Please note our time line is a work is progress, and subject to continual revision and refinement as we weave together our complex professional history.
Accounts of First people’s health prior to colonisation are limited and vary widely, but some knowledge has been kept of traditional, culturally safe birthing practices
The arrival of the First Fleet in 1788 saw some 220 women among the 1350 souls onboard 11 ships: 187 convict women, and 33 sailors wives. Some 18 births took place during the voyage, the last being a son born to Sergeant Major Thomas Whittle on January 26, 1788 as the fleet sailed into Sydney Cove. But the arrival of European colonists would have devastating health effects on the First Peoples.

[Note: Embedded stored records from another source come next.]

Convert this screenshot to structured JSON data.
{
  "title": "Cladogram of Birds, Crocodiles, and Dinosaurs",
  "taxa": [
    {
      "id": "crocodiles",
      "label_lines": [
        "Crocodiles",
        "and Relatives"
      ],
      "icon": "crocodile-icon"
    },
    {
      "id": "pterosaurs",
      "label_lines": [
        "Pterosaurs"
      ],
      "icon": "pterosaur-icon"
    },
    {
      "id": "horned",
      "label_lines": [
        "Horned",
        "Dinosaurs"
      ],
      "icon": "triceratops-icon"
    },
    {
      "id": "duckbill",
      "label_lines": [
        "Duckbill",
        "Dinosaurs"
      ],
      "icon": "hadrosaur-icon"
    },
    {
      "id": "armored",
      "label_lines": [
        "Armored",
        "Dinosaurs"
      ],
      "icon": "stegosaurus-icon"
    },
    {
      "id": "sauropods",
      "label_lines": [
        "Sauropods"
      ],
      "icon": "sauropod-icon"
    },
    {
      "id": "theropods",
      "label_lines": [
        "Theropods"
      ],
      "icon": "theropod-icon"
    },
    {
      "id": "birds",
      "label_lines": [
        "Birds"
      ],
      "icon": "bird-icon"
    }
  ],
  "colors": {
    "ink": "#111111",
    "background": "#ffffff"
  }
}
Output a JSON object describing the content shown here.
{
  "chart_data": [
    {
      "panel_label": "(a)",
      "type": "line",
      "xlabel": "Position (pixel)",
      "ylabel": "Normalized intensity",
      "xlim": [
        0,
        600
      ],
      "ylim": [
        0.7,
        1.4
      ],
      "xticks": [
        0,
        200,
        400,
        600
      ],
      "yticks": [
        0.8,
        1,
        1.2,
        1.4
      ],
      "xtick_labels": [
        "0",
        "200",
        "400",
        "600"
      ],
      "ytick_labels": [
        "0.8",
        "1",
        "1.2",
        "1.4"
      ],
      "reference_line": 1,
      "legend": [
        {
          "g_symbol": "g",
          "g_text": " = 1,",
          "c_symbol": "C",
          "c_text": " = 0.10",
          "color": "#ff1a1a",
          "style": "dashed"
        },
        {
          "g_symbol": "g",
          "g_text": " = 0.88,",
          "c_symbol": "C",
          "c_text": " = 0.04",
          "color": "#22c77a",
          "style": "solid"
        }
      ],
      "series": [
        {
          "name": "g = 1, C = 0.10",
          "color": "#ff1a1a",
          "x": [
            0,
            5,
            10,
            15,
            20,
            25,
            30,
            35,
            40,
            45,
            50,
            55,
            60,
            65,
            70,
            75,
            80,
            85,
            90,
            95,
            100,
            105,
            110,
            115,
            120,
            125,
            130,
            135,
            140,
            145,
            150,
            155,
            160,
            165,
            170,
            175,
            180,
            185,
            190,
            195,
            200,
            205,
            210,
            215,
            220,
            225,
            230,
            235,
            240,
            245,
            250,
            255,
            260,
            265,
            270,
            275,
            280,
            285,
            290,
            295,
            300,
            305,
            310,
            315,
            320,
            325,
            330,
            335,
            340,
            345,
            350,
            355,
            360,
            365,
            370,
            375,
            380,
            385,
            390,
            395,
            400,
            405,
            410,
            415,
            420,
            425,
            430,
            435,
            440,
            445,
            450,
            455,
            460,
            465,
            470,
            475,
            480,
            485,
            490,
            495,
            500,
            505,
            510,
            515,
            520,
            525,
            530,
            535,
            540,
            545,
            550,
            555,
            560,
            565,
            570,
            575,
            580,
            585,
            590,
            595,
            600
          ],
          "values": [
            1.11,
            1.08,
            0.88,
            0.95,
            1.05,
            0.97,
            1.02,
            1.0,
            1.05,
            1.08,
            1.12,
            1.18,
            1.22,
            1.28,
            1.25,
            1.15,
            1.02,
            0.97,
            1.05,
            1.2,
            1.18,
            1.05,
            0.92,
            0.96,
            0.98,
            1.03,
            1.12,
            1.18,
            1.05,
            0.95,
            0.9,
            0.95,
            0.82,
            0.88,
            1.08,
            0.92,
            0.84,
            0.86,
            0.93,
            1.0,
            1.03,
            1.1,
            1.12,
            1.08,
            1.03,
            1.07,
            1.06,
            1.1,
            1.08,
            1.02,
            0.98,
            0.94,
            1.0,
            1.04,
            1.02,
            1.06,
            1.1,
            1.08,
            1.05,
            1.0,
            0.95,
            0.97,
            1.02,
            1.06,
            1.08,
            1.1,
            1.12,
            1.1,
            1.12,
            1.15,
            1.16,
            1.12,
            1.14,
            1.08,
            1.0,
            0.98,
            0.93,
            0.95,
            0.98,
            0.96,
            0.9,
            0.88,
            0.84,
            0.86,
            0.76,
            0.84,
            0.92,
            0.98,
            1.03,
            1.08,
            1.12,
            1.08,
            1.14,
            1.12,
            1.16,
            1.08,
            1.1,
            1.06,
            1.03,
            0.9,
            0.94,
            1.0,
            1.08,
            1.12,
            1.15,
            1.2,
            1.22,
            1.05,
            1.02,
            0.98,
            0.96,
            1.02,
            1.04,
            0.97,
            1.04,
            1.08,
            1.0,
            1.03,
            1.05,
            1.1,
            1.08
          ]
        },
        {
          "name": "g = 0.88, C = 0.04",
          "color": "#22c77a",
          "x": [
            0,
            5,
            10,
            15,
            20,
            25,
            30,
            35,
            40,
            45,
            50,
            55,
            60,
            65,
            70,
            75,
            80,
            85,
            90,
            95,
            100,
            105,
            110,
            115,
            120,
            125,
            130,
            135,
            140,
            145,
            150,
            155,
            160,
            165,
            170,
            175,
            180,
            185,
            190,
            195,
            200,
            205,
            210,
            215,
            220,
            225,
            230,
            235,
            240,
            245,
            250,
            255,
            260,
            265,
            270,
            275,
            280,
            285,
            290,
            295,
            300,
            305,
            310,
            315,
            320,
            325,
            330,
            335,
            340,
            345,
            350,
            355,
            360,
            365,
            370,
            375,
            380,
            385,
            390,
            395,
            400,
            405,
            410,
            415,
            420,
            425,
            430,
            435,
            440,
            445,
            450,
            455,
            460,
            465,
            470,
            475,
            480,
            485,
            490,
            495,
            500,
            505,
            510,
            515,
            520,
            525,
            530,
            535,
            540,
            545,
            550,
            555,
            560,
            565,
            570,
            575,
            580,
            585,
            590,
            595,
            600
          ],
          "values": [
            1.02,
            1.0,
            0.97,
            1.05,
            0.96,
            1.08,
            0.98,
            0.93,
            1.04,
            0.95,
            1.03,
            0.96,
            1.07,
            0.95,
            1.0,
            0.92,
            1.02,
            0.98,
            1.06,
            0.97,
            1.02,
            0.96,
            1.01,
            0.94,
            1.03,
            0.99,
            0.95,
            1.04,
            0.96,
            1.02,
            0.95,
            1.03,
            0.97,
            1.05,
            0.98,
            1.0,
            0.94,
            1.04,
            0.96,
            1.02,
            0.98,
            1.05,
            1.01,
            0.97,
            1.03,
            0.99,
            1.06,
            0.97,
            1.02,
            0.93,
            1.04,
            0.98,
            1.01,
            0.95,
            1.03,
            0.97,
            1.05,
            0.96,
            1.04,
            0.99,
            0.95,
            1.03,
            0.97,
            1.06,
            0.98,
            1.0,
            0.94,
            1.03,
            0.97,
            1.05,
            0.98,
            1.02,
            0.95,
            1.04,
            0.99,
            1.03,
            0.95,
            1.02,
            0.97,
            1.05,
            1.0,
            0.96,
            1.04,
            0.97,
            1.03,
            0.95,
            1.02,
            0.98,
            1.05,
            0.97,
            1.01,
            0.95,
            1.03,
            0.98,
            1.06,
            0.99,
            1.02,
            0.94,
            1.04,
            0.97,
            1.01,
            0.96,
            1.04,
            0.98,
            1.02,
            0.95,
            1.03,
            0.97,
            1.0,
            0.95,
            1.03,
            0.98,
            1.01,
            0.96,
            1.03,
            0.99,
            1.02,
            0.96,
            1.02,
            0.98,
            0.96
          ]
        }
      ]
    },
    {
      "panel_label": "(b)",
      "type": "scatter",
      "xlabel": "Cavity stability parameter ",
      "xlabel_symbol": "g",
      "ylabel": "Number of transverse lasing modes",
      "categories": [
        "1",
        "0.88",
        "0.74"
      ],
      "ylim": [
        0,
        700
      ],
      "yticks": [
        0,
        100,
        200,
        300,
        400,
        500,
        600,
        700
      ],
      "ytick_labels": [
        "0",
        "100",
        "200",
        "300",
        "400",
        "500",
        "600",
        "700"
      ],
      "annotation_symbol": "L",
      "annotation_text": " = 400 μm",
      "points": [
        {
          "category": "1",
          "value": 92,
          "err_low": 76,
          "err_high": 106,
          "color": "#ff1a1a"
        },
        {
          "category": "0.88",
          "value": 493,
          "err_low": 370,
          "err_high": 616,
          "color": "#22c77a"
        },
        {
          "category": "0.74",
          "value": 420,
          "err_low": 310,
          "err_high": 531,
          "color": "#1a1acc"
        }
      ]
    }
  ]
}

The practice of convict women assisting birthing women during the voyage to Australia continued on subsequent convict voyages and in the colonies.
The Aboriginal Protection Policy saw the enforced separation of Aboriginal people onto missions and reserves, with devastating cultural and health effects
Assimilation policies in Australia determined how Aboriginal and Torres Strait Islander people should have the same rights and privileges and responsibilities as other non-Indigenous Australians, and be made essentially indistinguishable from non-Aboriginal Australians. The health of Indigenous people continued to suffer under this policy, as cultural and social welfare continued to be neglected.
From the 1930s most women in Australia gave birth in hospital; women still received care from midwives, although the care administered was ordered and directed by doctors. Midwives now had to train in hospitals, and most training expected them to be nurses first.
Community controlled services were, and still are, vital for Aboriginal and Torres Strait Islander people to be able to participate in decisions and have overall control over all aspects of an organisation that serves them.
By the mid-1970s consumer and political pressure for birthing alternatives began to mount in Australia. An international move towards a model that recognised the definition of a midwife and a philosophy of practice that was ‘with woman’ resulted in renewed interest in educating midwives without the need for a nursing qualification.